Appalled, Miriam stared at her mother. She'd always thought her feelings for Jack had been a well-kept secret between them, and she guiltily wondered how much her mother might have spied from her bedchamber window the other night. "But, Mama, I didn't—"
"Do you think me blind, Miriam? Do you think that I never saw the looks that passed between you two, or heard how your voice would grow low and breathless with him?" Mrs. Rowe sighed and awkwardly patted Miriam's fingers where they lay curled around her arm. "But you're four years older now and, I pray, four years wiser."
"I am," said Miriam with more sadness than she intended. In her heart she knew Jack would always remain her first love, most likely her only one, but Chilton was the man she'd determined to marry. How could there be a better definition of wisdom and maturity than that?
"You're a good daughter, Miriam," said her mother softly, the highest praise she could give. "And for your sake, I trust that whatever attachment lay between you and Jack is done. With Mr. Chuff you have the opportunity to improve yourself beyond measure, a gentleman's wife of standing and reputation. No woman with an eye to her own welfare and future could wish for more. And yet, and yet, I wonder still."

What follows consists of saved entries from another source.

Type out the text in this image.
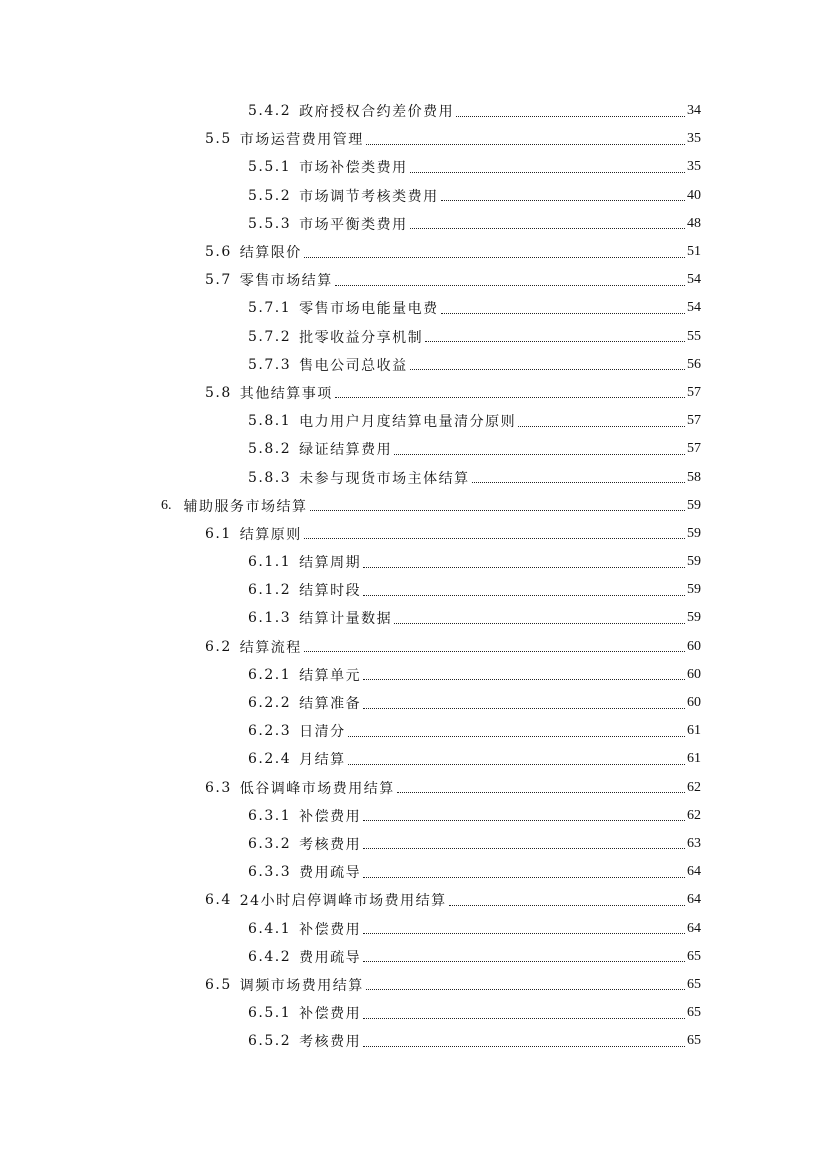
5.4.2 政府授权合约差价费用	34
5.5 市场运营费用管理	35
5.5.1 市场补偿类费用	35
5.5.2 市场调节考核类费用	40
5.5.3 市场平衡类费用	48
5.6 结算限价	51
5.7 零售市场结算	54
5.7.1 零售市场电能量电费	54
5.7.2 批零收益分享机制	55
5.7.3 售电公司总收益	56
5.8 其他结算事项	57
5.8.1 电力用户月度结算电量清分原则	57
5.8.2 绿证结算费用	57
5.8.3 未参与现货市场主体结算	58
6. 辅助服务市场结算	59
6.1 结算原则	59
6.1.1 结算周期	59
6.1.2 结算时段	59
6.1.3 结算计量数据	59
6.2 结算流程	60
6.2.1 结算单元	60
6.2.2 结算准备	60
6.2.3 日清分	61
6.2.4 月结算	61
6.3 低谷调峰市场费用结算	62
6.3.1 补偿费用	62
6.3.2 考核费用	63
6.3.3 费用疏导	64
6.4 24小时启停调峰市场费用结算	64
6.4.1 补偿费用	64
6.4.2 费用疏导	65
6.5 调频市场费用结算	65
6.5.1 补偿费用	65
6.5.2 考核费用	65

"What is there to wonder, Mama?" asked Miriam, remembering how blithely Jack was once again sailing from her life. "Everything is as you say."
"I pray that it is." Her mother smiled wistfully. "You know I do not often speak of Zachariah's father, from respect for yours. There's little enough to say, anyway, for we were wed less than a year before he was lost. But I want you to know that I loved him when I married him, Miriam, loved him with all my heart and body, through richer and poorer and sickness and health and even through drowning in a nor'easter off Halfway Rock. I loved him, just as I now love your father."
"But why are you telling me this now?" asked Miriam, her voice wobbling with unshed tears. "Don't you believe that I… I care enough for Chilton?"
Why, why hadn't she been able to make herself say the same word Mama had used? Why couldn't she love Chilton the way she had loved Jack—loved him still?
"Only you know that, lamb," her mother said gently, all the criticism she'd offer. "And only you know what matters most to your own heart. And now, I think, it's high time we tended to those onions before our guests give us up for lost."
Brusquely Mrs. Rowe brushed her hands down her apron and rose to her feet, pulling Miriam up with her. She gave Miriam's shoulders a quick hug, then bent to sweep the last of the shells into the box.
But Miriam could only watch in miserable silence, striving to turn her thoughts, too, away from Jack and Chilton and her own confused heart, and toward peeling the onions for dinner. Mama was always so good at that, able to decide what needed to be done, then doing it, and moving along to peeling onions or apples or whatev-er else was waiting in the kitchen. Mama wouldn't weep over things that couldn't be changed. She ordered her life with the same tidy efficiency that she ruled the Green lion—an efficiency that Miriam, even on her best days, felt hopelessly incapable of copying.
But she would keep trying, just as she'd promised Chilton to keep trying to control her tempers and passions. She would.
And try to forget the one man she loved, who'd already forgotten her.